É o segundo balanço realizado pela comissão especial criada pelo TCE para analisar os gastos das prefeituras com a Covid-19. O trabalho, que vem sendo feito em parceria com o Ministério Público de Contas, já identificou aproximadamente 120 indícios de irregularidades em 233 processos. De acordo com o Tribunal, os municípios estão sendo notificados para que corrijam os problemas, sob pena de uma série de sanções aos gestores envolvidos.

O coordenador-geral de Fiscalização do TCE, Rafael Ayres, afirma que no início da pandemia, o foco do Tribunal foi a orientação, em função, inclusive, da nova legislação que surgiu. Ainda segundo o coordenador, após essa primeira fase, já em maio, a comissão especial começou a identificar, entre muitas outras irregularidades, a falta de justificativa para as quantidades de alguns produtos comprados, o pagamento de materiais com preço superior aos do mercado, além da aquisição de bens e serviços não relacionados ao combate da Covid-19.

Rafael Ayres diz que os municípios precisam saber equilibrar a urgência do momento com o mínimo de planejamento, principalmente agora que todos enfrentam uma redução drástica na arrecadação. Outro problema encontrado pela fiscalização do Tribunal de Contas, afirma o coordenador, foi a contratação de serviços médicos com intermediação de empresas.

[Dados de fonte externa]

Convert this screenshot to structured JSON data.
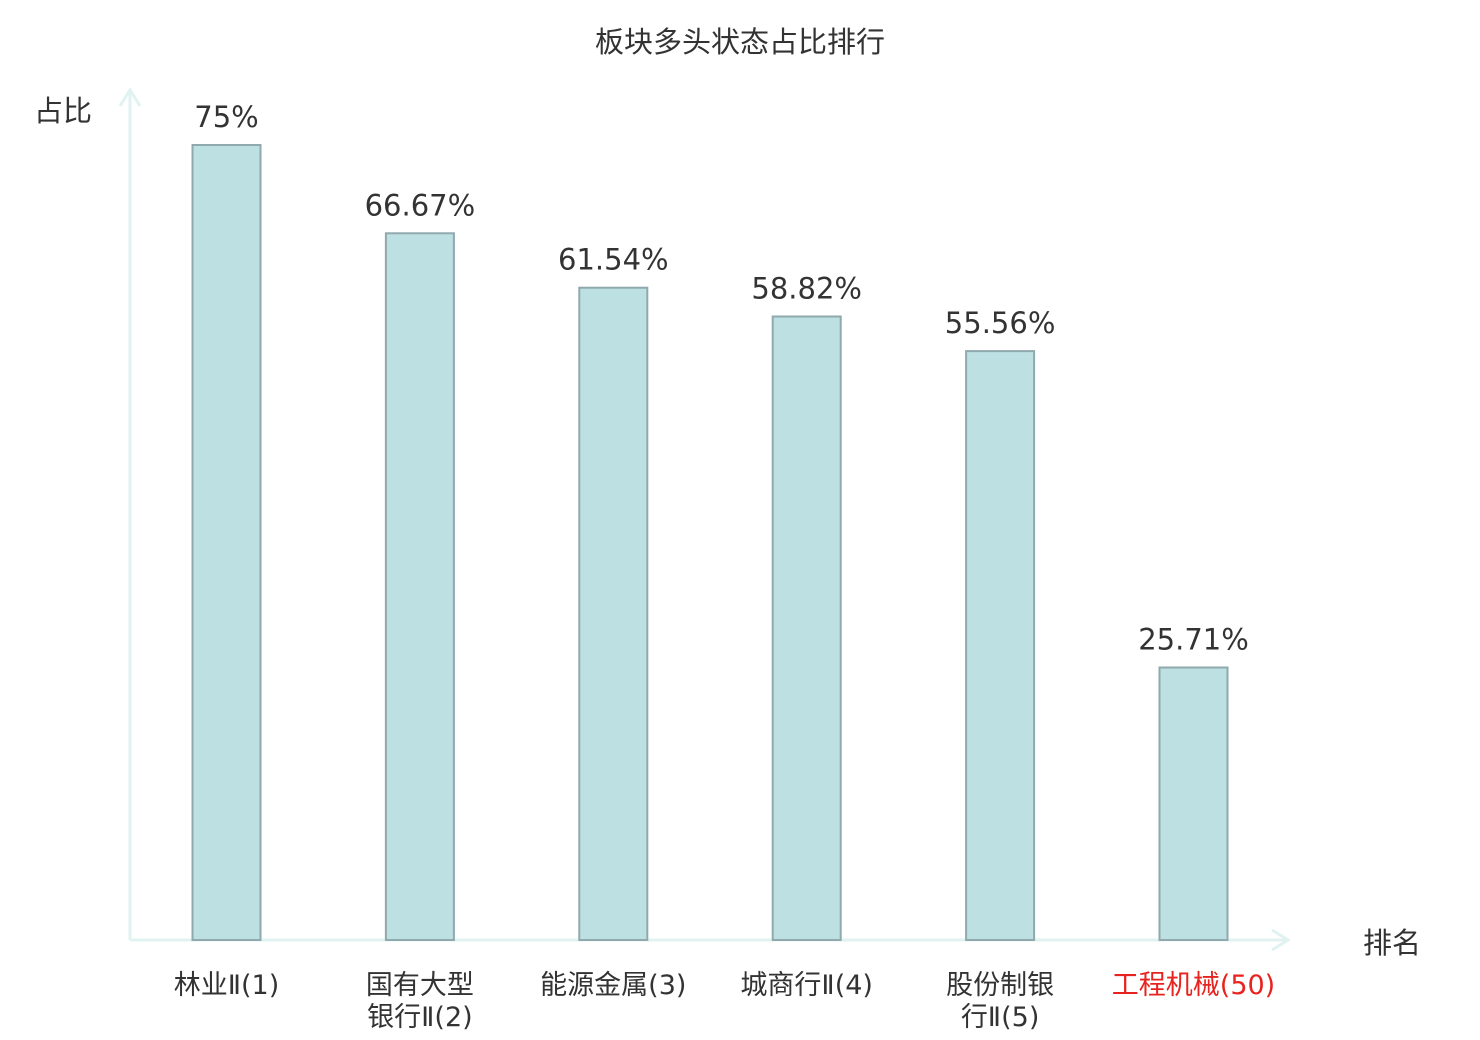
{
  "chart_data": {
    "type": "bar",
    "title": "板块多头状态占比排行",
    "ylabel": "占比",
    "xlabel": "排名",
    "ylim": [
      0,
      80
    ],
    "categories": [
      "林业Ⅱ(1)",
      "国有大型银行Ⅱ(2)",
      "能源金属(3)",
      "城商行Ⅱ(4)",
      "股份制银行Ⅱ(5)",
      "工程机械(50)"
    ],
    "category_lines": [
      [
        "林业Ⅱ(1)"
      ],
      [
        "国有大型",
        "银行Ⅱ(2)"
      ],
      [
        "能源金属(3)"
      ],
      [
        "城商行Ⅱ(4)"
      ],
      [
        "股份制银",
        "行Ⅱ(5)"
      ],
      [
        "工程机械(50)"
      ]
    ],
    "values": [
      75,
      66.67,
      61.54,
      58.82,
      55.56,
      25.71
    ],
    "value_labels": [
      "75%",
      "66.67%",
      "61.54%",
      "58.82%",
      "55.56%",
      "25.71%"
    ],
    "highlight_index": 5,
    "grid": false,
    "colors": {
      "bar_fill": "#bde0e3",
      "bar_stroke": "#8fa9ad",
      "axis": "#e0f3f0",
      "text": "#333333",
      "highlight_text": "#e8231f"
    }
  }
}
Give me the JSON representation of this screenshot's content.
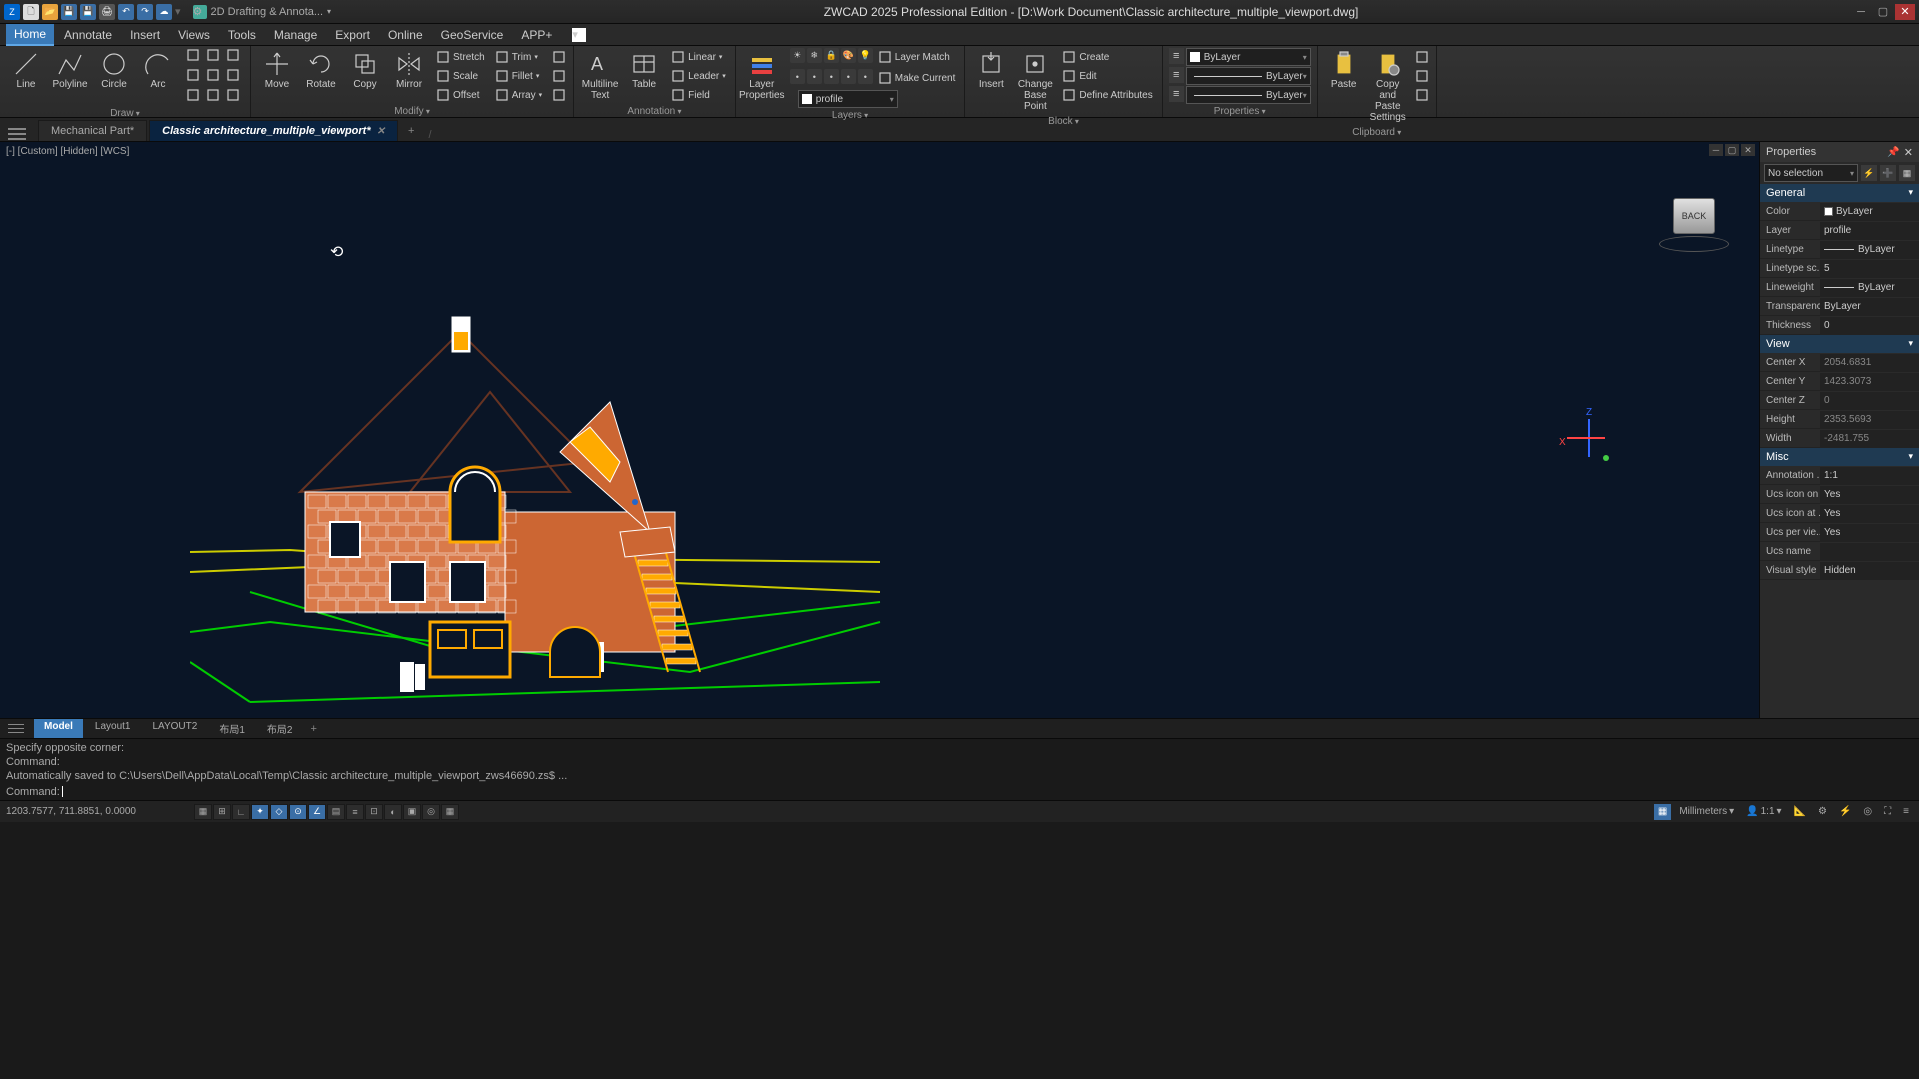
{
  "app": {
    "title": "ZWCAD 2025 Professional Edition - [D:\\Work Document\\Classic architecture_multiple_viewport.dwg]",
    "workspace_label": "2D Drafting & Annota...",
    "qat_icons": [
      "app",
      "new",
      "open",
      "save",
      "saveas",
      "print",
      "undo",
      "redo",
      "cloud",
      "sync",
      "3d"
    ]
  },
  "menus": [
    "Home",
    "Annotate",
    "Insert",
    "Views",
    "Tools",
    "Manage",
    "Export",
    "Online",
    "GeoService",
    "APP+"
  ],
  "active_menu": 0,
  "ribbon": {
    "panels": [
      {
        "name": "Draw",
        "big": [
          {
            "label": "Line",
            "icon": "line"
          },
          {
            "label": "Polyline",
            "icon": "polyline"
          },
          {
            "label": "Circle",
            "icon": "circle"
          },
          {
            "label": "Arc",
            "icon": "arc"
          }
        ],
        "small_grid": true
      },
      {
        "name": "Modify",
        "big": [
          {
            "label": "Move",
            "icon": "move"
          },
          {
            "label": "Rotate",
            "icon": "rotate"
          },
          {
            "label": "Copy",
            "icon": "copy"
          },
          {
            "label": "Mirror",
            "icon": "mirror"
          }
        ],
        "col": [
          {
            "label": "Stretch",
            "icon": "stretch"
          },
          {
            "label": "Scale",
            "icon": "scale"
          },
          {
            "label": "Offset",
            "icon": "offset"
          }
        ],
        "col2": [
          {
            "label": "Trim",
            "icon": "trim",
            "dd": true
          },
          {
            "label": "Fillet",
            "icon": "fillet",
            "dd": true
          },
          {
            "label": "Array",
            "icon": "array",
            "dd": true
          }
        ],
        "extra_col": [
          "brush1",
          "brush2",
          "brush3"
        ]
      },
      {
        "name": "Annotation",
        "big": [
          {
            "label": "Multiline\nText",
            "icon": "mtext"
          },
          {
            "label": "Table",
            "icon": "table"
          }
        ],
        "col": [
          {
            "label": "Linear",
            "icon": "linear",
            "dd": true
          },
          {
            "label": "Leader",
            "icon": "leader",
            "dd": true
          },
          {
            "label": "Field",
            "icon": "field"
          }
        ]
      },
      {
        "name": "Layers",
        "big": [
          {
            "label": "Layer\nProperties",
            "icon": "layerprops"
          }
        ],
        "layer_match": "Layer Match",
        "make_current": "Make Current",
        "layer_combo": "profile",
        "layer_sw": "#ffffff"
      },
      {
        "name": "Block",
        "big": [
          {
            "label": "Insert",
            "icon": "insert"
          },
          {
            "label": "Change\nBase Point",
            "icon": "basepoint"
          }
        ],
        "col": [
          {
            "label": "Create",
            "icon": "create"
          },
          {
            "label": "Edit",
            "icon": "edit"
          },
          {
            "label": "Define Attributes",
            "icon": "defattr"
          }
        ]
      },
      {
        "name": "Properties",
        "combos": [
          {
            "value": "ByLayer",
            "sw": "#ffffff",
            "type": "color"
          },
          {
            "value": "ByLayer",
            "type": "ltype"
          },
          {
            "value": "ByLayer",
            "type": "lweight"
          }
        ]
      },
      {
        "name": "Clipboard",
        "big": [
          {
            "label": "Paste",
            "icon": "paste"
          },
          {
            "label": "Copy and Paste\nSettings",
            "icon": "copysettings"
          }
        ],
        "extra_col": [
          "match",
          "a",
          "b"
        ]
      }
    ]
  },
  "doctabs": [
    {
      "label": "Mechanical Part*",
      "active": false
    },
    {
      "label": "Classic architecture_multiple_viewport*",
      "active": true
    }
  ],
  "viewport": {
    "label": "[-] [Custom] [Hidden] [WCS]",
    "nav_face": "BACK",
    "axes": {
      "x": "X",
      "z": "Z"
    },
    "drawing": {
      "ground_color": "#00cc00",
      "ground_color2": "#cccc00",
      "wall_color": "#cc6633",
      "brick_color": "#d97a4a",
      "detail_color": "#ffaa00",
      "roof_color": "#663322",
      "white": "#ffffff",
      "blue": "#2266cc",
      "bg": "#0a1526"
    }
  },
  "properties": {
    "title": "Properties",
    "selection": "No selection",
    "sections": [
      {
        "name": "General",
        "rows": [
          {
            "k": "Color",
            "v": "ByLayer",
            "sw": "#ffffff"
          },
          {
            "k": "Layer",
            "v": "profile"
          },
          {
            "k": "Linetype",
            "v": "ByLayer",
            "line": true
          },
          {
            "k": "Linetype sc...",
            "v": "5"
          },
          {
            "k": "Lineweight",
            "v": "ByLayer",
            "line": true
          },
          {
            "k": "Transparency",
            "v": "ByLayer"
          },
          {
            "k": "Thickness",
            "v": "0"
          }
        ]
      },
      {
        "name": "View",
        "rows": [
          {
            "k": "Center X",
            "v": "2054.6831",
            "ro": true
          },
          {
            "k": "Center Y",
            "v": "1423.3073",
            "ro": true
          },
          {
            "k": "Center Z",
            "v": "0",
            "ro": true
          },
          {
            "k": "Height",
            "v": "2353.5693",
            "ro": true
          },
          {
            "k": "Width",
            "v": "-2481.755",
            "ro": true
          }
        ]
      },
      {
        "name": "Misc",
        "rows": [
          {
            "k": "Annotation ...",
            "v": "1:1"
          },
          {
            "k": "Ucs icon on",
            "v": "Yes"
          },
          {
            "k": "Ucs icon at ...",
            "v": "Yes"
          },
          {
            "k": "Ucs per vie...",
            "v": "Yes"
          },
          {
            "k": "Ucs name",
            "v": ""
          },
          {
            "k": "Visual style",
            "v": "Hidden"
          }
        ]
      }
    ]
  },
  "layouttabs": [
    "Model",
    "Layout1",
    "LAYOUT2",
    "布局1",
    "布局2"
  ],
  "active_layout": 0,
  "command": {
    "history": [
      "Specify opposite corner:",
      "Command:",
      "Automatically saved to C:\\Users\\Dell\\AppData\\Local\\Temp\\Classic architecture_multiple_viewport_zws46690.zs$ ..."
    ],
    "prompt": "Command: "
  },
  "statusbar": {
    "coords": "1203.7577, 711.8851, 0.0000",
    "toggles": [
      "grid",
      "snap",
      "ortho",
      "polar",
      "osnap",
      "otrack",
      "ducs",
      "dyn",
      "lwt",
      "tr",
      "qs",
      "sel",
      "cyc",
      "am"
    ],
    "active_toggles": [
      3,
      4,
      5,
      6
    ],
    "units": "Millimeters",
    "scale": "1:1"
  }
}
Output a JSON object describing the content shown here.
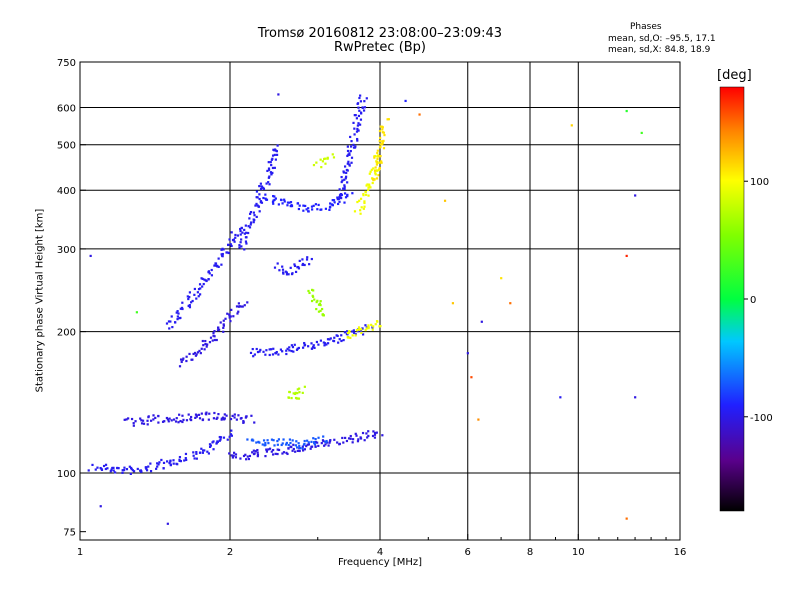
{
  "header": {
    "title": "Tromsø 20160812 23:08:00–23:09:43",
    "subtitle": "RwPretec (Bp)"
  },
  "phases": {
    "heading": "Phases",
    "line_o": "mean, sd,O: –95.5, 17.1",
    "line_x": "mean, sd,X:  84.8, 18.9"
  },
  "chart_data": {
    "type": "scatter",
    "xlabel": "Frequency [MHz]",
    "ylabel": "Stationary phase Virtual Height [km]",
    "x_scale": "log",
    "y_scale": "log",
    "xlim": [
      1,
      16
    ],
    "ylim": [
      72,
      750
    ],
    "x_ticks": [
      1,
      2,
      4,
      6,
      8,
      10,
      16
    ],
    "x_minor_ticks": [
      3,
      5,
      7,
      9,
      11,
      12,
      13,
      14,
      15
    ],
    "x_grid": [
      2,
      4,
      6,
      8,
      10
    ],
    "y_ticks": [
      75,
      100,
      200,
      300,
      400,
      500,
      600,
      750
    ],
    "y_grid": [
      100,
      200,
      300,
      400,
      500,
      600
    ],
    "colorbar": {
      "label": "[deg]",
      "range": [
        -180,
        180
      ],
      "ticks": [
        100,
        0,
        -100
      ]
    },
    "traces": [
      {
        "x": [
          1.06,
          1.15,
          1.3,
          1.45,
          1.6,
          1.75,
          1.9,
          2.0
        ],
        "y": [
          103,
          102,
          101,
          104,
          107,
          111,
          117,
          122
        ],
        "phase": -105
      },
      {
        "x": [
          1.25,
          1.4,
          1.6,
          1.8,
          2.0,
          2.2
        ],
        "y": [
          128,
          130,
          131,
          132,
          131,
          130
        ],
        "phase": -110
      },
      {
        "x": [
          2.0,
          2.3,
          2.6,
          2.9,
          3.2,
          3.6,
          4.0
        ],
        "y": [
          108,
          110,
          112,
          114,
          116,
          119,
          122
        ],
        "phase": -110
      },
      {
        "x": [
          2.2,
          2.5,
          2.8,
          3.1
        ],
        "y": [
          117,
          116,
          115,
          118
        ],
        "phase": -80
      },
      {
        "x": [
          1.6,
          1.75,
          1.9,
          2.0,
          2.15
        ],
        "y": [
          170,
          185,
          200,
          215,
          230
        ],
        "phase": -110
      },
      {
        "x": [
          1.5,
          1.65,
          1.8,
          1.95,
          2.1
        ],
        "y": [
          205,
          230,
          260,
          295,
          335
        ],
        "phase": -105
      },
      {
        "x": [
          2.1,
          2.2,
          2.3,
          2.4,
          2.5
        ],
        "y": [
          300,
          340,
          390,
          440,
          500
        ],
        "phase": -105
      },
      {
        "x": [
          2.2,
          2.6,
          3.0,
          3.4,
          3.8
        ],
        "y": [
          180,
          183,
          188,
          196,
          205
        ],
        "phase": -105
      },
      {
        "x": [
          3.4,
          3.6,
          3.8,
          4.0
        ],
        "y": [
          195,
          200,
          205,
          210
        ],
        "phase": 95
      },
      {
        "x": [
          2.3,
          2.6,
          2.9,
          3.2,
          3.5
        ],
        "y": [
          390,
          375,
          365,
          372,
          395
        ],
        "phase": -100
      },
      {
        "x": [
          2.5,
          2.6,
          2.75,
          2.9
        ],
        "y": [
          275,
          268,
          276,
          285
        ],
        "phase": -105
      },
      {
        "x": [
          3.3,
          3.4,
          3.5,
          3.6,
          3.7
        ],
        "y": [
          380,
          430,
          490,
          560,
          640
        ],
        "phase": -105
      },
      {
        "x": [
          3.6,
          3.7,
          3.8,
          3.9,
          4.0
        ],
        "y": [
          360,
          380,
          410,
          440,
          480
        ],
        "phase": 95
      },
      {
        "x": [
          3.9,
          4.0,
          4.1
        ],
        "y": [
          420,
          500,
          560
        ],
        "phase": 110
      },
      {
        "x": [
          2.9,
          3.0,
          3.1
        ],
        "y": [
          245,
          230,
          215
        ],
        "phase": 60
      },
      {
        "x": [
          2.6,
          2.7,
          2.8
        ],
        "y": [
          148,
          145,
          150
        ],
        "phase": 70
      },
      {
        "x": [
          3.0,
          3.2
        ],
        "y": [
          450,
          470
        ],
        "phase": 80
      }
    ],
    "isolated_points": [
      {
        "x": 1.3,
        "y": 220,
        "phase": 25
      },
      {
        "x": 2.5,
        "y": 640,
        "phase": -110
      },
      {
        "x": 4.5,
        "y": 620,
        "phase": -100
      },
      {
        "x": 4.8,
        "y": 580,
        "phase": 150
      },
      {
        "x": 5.4,
        "y": 380,
        "phase": 120
      },
      {
        "x": 5.6,
        "y": 230,
        "phase": 120
      },
      {
        "x": 6.0,
        "y": 180,
        "phase": -110
      },
      {
        "x": 6.1,
        "y": 160,
        "phase": 160
      },
      {
        "x": 6.3,
        "y": 130,
        "phase": 140
      },
      {
        "x": 6.4,
        "y": 210,
        "phase": -110
      },
      {
        "x": 7.0,
        "y": 260,
        "phase": 110
      },
      {
        "x": 7.3,
        "y": 230,
        "phase": 150
      },
      {
        "x": 9.7,
        "y": 550,
        "phase": 115
      },
      {
        "x": 9.2,
        "y": 145,
        "phase": -105
      },
      {
        "x": 12.5,
        "y": 290,
        "phase": 170
      },
      {
        "x": 12.5,
        "y": 590,
        "phase": 15
      },
      {
        "x": 13.0,
        "y": 390,
        "phase": -110
      },
      {
        "x": 13.0,
        "y": 145,
        "phase": -110
      },
      {
        "x": 13.4,
        "y": 530,
        "phase": 25
      },
      {
        "x": 12.5,
        "y": 80,
        "phase": 150
      },
      {
        "x": 1.05,
        "y": 290,
        "phase": -110
      },
      {
        "x": 1.1,
        "y": 85,
        "phase": -110
      },
      {
        "x": 1.5,
        "y": 78,
        "phase": -110
      }
    ]
  },
  "colors": {
    "grid": "#000000",
    "background": "#ffffff"
  }
}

Os técnicos do Tribunal também encontraram irregularidades na compra de máscaras descartáveis. Um exemplo foi o processo da Prefeitura de Santo Antônio do Sudoeste, onde a empresa do irmão de um vereador da cidade foi contratada para vender as máscaras. A fiscalização encontrou indícios de que foram ignorados vários pré-requisitos jurídicos e técnicos, além de um sobrepreço de 100%.

O coordenador do Tribunal de Contas explica que, apesar da legislação recente e da dispensa de licitação para muitos casos, todas as compras de produtos e serviços precisam ser transparentes e seguir um mínimo de regras.